An active alum, Phillips won Stanford GSB’s volunteer leadership award in 2017. She describes her career as a management consultant as “heaven.” After her MBA, she earned a doctorate in clinical psychology at the University of Oregon. At a time when companies “were trying to figure out how to better utilize the human resource,” she says, “I landed in the right place with the right credentials and personal skills. I was unafraid to work with all-male environments, and I had the expertise they were desperately needing. I had the degree and the personality to overcome any gender bias they might have. That just gave me a wonderful escalator up to the top decision-making level of these companies.”

 

What were the lessons and legacy of the women’s Stanford GSB education?

“I think it’s the best degree you could have,” Thornton says. “You learn a little bit about everything: accounting, finance, human relations. And you need those for every venture you go into.”

Wyser-Pratte says she discovered how to look beyond numbers and models and “ask what the business does, why the business does it, who are their customers, what is the general context of their business globally — a more contextual vision.”

At Stanford GSB, Phillips says, “I learned functional components of running a business from some of the experts in the world.” In addition, “having the status of this prestigious degree from an admired school opened so many doors.”

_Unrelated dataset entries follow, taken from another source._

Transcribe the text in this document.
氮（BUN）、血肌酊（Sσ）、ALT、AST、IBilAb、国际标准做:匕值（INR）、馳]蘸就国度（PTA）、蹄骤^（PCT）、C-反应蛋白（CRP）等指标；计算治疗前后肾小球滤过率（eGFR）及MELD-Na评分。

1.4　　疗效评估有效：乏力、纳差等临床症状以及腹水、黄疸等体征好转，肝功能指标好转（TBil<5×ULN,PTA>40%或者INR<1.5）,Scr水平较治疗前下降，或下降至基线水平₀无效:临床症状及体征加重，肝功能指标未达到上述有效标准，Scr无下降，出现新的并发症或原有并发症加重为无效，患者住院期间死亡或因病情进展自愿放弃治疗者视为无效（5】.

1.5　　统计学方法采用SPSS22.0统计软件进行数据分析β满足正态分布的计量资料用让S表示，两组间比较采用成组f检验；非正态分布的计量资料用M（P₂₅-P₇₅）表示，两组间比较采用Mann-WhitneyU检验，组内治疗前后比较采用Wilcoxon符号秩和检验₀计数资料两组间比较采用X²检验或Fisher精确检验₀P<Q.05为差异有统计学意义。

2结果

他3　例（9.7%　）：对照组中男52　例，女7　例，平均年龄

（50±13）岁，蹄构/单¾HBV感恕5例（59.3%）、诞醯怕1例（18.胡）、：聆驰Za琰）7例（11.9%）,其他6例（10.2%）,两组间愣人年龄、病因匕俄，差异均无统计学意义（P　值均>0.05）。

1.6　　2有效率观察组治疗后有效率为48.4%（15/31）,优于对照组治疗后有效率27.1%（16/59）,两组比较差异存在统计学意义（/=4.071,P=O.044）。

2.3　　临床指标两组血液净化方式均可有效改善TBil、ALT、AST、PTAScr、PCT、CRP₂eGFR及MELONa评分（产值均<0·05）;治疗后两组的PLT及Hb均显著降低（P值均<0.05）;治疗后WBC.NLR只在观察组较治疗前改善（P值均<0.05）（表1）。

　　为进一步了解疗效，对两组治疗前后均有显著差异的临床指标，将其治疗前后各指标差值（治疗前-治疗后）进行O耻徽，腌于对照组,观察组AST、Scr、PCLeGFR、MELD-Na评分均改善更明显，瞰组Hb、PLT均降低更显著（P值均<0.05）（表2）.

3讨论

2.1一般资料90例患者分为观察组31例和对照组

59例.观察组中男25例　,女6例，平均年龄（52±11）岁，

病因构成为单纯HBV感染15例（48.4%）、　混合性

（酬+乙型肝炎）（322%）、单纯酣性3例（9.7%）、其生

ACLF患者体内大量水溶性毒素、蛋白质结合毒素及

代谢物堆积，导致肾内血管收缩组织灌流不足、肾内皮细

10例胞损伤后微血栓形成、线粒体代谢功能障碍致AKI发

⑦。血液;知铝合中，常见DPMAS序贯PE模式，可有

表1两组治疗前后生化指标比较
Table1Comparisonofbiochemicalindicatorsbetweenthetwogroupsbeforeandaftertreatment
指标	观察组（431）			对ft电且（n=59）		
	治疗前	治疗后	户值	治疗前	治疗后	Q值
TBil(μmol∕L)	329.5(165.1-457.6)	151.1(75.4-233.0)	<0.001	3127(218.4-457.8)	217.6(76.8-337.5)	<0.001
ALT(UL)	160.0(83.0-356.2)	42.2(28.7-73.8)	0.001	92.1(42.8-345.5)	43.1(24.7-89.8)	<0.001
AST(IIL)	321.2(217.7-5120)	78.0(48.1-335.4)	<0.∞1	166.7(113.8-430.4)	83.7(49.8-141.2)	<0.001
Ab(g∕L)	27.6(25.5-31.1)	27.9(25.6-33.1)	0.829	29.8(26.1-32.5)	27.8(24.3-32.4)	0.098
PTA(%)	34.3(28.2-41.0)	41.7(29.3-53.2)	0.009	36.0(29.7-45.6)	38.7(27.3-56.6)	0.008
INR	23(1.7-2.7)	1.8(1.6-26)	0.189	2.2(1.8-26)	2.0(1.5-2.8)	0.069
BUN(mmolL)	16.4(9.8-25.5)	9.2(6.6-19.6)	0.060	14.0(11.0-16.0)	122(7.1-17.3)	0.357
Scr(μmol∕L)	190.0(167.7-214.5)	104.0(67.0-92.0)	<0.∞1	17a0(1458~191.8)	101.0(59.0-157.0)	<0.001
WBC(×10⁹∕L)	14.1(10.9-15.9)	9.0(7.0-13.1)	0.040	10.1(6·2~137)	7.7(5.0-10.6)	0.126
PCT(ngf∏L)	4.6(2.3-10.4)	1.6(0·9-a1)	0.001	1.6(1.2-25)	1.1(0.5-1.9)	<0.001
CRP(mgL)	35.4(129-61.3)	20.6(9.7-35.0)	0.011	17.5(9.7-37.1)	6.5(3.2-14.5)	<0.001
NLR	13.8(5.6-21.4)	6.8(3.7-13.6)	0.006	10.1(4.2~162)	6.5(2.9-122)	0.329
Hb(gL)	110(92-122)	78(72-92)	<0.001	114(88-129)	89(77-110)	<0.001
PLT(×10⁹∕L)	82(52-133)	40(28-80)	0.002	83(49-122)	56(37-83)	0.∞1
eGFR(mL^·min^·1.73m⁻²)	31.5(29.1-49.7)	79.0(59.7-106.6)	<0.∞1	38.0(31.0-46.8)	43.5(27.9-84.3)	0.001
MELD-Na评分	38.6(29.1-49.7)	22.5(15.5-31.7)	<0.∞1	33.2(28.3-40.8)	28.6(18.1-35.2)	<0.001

Because of her prior business background, West says she acquired little technical knowledge. Nevertheless, she says, “it was a good investment because of meeting Susie and Anne and doing the multimedia show.”

Jones, too, prizes her Stanford relationships, especially the mentorship of John G. “Jack” McDonald, a beloved finance professor who died in 2018. As a mentor herself, Jones says she encourages women to take on new roles, even if they feel unready. “If you don’t do it now, this door may not be open later on,” she tells them. “We women can do this. We Black women can do this. And we need to strive because people have opened up these doors for us.”